Because biodiversity underlies the ecosystem services on which society depends, society has a great interest in understanding the processes that generate and retain biodiversity in nature. This project will also help conserve areas of economic importance. Marine lakes in the study region are important for tourism, and researchers will work closely with governmental and non-governmental conservation and education groups and with diving and tourism businesses to raise awareness of the value and threats to marine lakes in Indonesia and Palau.
(adapted from the NSF Synopsis of Program)
Dimensions of Biodiversity is a program solicitation from the NSF Directorate for Biological Sciences. FY 2010 was year one of the program. [MORE from NSF]
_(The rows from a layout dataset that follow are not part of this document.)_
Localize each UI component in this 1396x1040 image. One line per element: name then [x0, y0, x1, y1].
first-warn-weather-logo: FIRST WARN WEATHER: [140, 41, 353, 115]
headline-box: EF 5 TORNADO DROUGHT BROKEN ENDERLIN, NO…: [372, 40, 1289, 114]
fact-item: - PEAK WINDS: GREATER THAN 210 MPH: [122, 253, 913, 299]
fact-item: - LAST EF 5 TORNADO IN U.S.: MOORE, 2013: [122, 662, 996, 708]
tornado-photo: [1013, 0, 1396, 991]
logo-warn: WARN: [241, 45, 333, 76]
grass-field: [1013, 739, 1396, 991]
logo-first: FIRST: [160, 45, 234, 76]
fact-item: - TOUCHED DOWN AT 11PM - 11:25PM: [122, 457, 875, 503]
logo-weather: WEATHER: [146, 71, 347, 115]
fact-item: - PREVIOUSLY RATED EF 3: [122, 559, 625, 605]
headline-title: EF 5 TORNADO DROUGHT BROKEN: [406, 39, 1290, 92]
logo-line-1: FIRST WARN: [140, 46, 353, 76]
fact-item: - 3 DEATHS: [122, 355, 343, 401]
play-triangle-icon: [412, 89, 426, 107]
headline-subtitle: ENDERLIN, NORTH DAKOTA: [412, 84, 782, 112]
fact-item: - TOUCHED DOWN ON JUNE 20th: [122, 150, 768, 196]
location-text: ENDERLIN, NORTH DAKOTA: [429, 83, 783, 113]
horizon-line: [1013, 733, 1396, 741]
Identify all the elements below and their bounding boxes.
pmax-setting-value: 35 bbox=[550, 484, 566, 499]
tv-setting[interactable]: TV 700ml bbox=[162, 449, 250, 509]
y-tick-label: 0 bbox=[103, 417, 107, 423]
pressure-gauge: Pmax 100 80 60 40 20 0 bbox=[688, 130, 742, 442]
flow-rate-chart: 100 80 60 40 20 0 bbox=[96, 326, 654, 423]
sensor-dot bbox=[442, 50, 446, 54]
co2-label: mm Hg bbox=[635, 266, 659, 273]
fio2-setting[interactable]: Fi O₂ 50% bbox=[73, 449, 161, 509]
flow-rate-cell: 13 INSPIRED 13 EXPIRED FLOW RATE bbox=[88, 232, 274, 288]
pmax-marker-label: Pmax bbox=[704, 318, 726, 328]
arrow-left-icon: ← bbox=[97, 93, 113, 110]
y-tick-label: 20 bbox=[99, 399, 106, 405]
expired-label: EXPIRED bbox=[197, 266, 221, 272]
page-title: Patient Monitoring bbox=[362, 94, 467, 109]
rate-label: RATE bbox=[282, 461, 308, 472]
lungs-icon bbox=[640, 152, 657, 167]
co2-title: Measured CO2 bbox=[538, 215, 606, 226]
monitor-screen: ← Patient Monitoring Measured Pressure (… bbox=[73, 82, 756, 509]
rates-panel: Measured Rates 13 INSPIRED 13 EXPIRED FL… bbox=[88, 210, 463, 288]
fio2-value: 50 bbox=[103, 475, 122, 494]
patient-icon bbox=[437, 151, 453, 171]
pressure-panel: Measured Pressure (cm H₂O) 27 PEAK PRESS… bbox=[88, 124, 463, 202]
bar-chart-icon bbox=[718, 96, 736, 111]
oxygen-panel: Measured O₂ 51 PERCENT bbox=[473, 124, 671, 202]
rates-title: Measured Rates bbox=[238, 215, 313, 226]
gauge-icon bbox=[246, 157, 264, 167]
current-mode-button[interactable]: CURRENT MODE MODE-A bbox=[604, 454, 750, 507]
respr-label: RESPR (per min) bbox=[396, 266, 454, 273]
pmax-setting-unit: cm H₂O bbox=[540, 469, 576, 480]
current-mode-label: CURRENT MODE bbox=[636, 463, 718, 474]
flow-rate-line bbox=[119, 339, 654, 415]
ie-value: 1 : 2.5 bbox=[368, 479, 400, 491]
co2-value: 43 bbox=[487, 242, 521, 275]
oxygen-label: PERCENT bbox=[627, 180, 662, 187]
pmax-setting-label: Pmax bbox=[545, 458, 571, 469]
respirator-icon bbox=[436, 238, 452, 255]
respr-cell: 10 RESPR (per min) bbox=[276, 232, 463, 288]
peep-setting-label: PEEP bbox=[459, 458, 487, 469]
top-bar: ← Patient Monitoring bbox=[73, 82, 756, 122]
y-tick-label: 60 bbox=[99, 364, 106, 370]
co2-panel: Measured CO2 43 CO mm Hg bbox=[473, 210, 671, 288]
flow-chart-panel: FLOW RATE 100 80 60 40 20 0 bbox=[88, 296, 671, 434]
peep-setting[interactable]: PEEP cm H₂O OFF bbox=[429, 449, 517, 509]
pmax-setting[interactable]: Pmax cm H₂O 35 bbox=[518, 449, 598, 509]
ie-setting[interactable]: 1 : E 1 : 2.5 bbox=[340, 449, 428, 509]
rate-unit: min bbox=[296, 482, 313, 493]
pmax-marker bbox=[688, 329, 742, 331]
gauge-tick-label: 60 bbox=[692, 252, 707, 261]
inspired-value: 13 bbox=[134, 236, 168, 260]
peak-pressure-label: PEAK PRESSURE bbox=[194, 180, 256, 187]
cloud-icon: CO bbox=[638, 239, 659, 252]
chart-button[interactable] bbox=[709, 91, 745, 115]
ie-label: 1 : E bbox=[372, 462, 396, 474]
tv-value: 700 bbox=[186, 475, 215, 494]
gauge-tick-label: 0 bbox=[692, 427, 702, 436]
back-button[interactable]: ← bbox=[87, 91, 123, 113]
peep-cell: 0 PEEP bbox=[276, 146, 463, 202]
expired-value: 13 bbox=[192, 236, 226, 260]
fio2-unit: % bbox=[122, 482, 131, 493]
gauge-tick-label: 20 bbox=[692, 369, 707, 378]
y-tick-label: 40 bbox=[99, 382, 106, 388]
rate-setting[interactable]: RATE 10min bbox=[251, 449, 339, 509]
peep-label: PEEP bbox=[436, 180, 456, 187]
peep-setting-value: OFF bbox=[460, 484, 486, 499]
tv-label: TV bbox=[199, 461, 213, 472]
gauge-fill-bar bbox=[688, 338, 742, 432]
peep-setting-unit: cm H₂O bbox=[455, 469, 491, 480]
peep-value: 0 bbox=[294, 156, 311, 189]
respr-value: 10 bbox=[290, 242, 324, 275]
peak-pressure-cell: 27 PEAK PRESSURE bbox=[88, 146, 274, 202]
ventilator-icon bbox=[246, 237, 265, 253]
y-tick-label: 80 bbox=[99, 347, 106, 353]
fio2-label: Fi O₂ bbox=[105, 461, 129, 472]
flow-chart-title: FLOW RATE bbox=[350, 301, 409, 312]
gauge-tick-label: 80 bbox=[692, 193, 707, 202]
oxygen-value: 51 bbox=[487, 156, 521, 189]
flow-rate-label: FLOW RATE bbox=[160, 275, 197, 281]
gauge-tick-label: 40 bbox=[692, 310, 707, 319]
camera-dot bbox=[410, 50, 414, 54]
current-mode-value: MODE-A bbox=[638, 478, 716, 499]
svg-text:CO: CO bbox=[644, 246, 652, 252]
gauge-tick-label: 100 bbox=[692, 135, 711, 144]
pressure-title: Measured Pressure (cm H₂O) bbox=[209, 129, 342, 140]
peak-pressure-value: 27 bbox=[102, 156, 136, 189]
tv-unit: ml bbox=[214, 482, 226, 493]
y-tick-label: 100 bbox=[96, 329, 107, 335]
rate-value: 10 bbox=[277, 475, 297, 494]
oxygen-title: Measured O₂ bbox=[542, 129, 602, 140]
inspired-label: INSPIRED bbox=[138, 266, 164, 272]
The NSF Dimensions of Biodiversity program seeks to characterize biodiversity on Earth by using integrative, innovative approaches to fill rapidly the most substantial gaps in our understanding. The program will take a broad view of biodiversity, and in its initial phase will focus on the integration of genetic, taxonomic, and functional dimensions of biodiversity. Project investigators are encouraged to integrate these three dimensions to understand the interactions and feedbacks among them. While this focus complements several core NSF programs, it differs by requiring that multiple dimensions of biodiversity be addressed simultaneously, to understand the roles of biodiversity in critical ecological and evolutionary processes.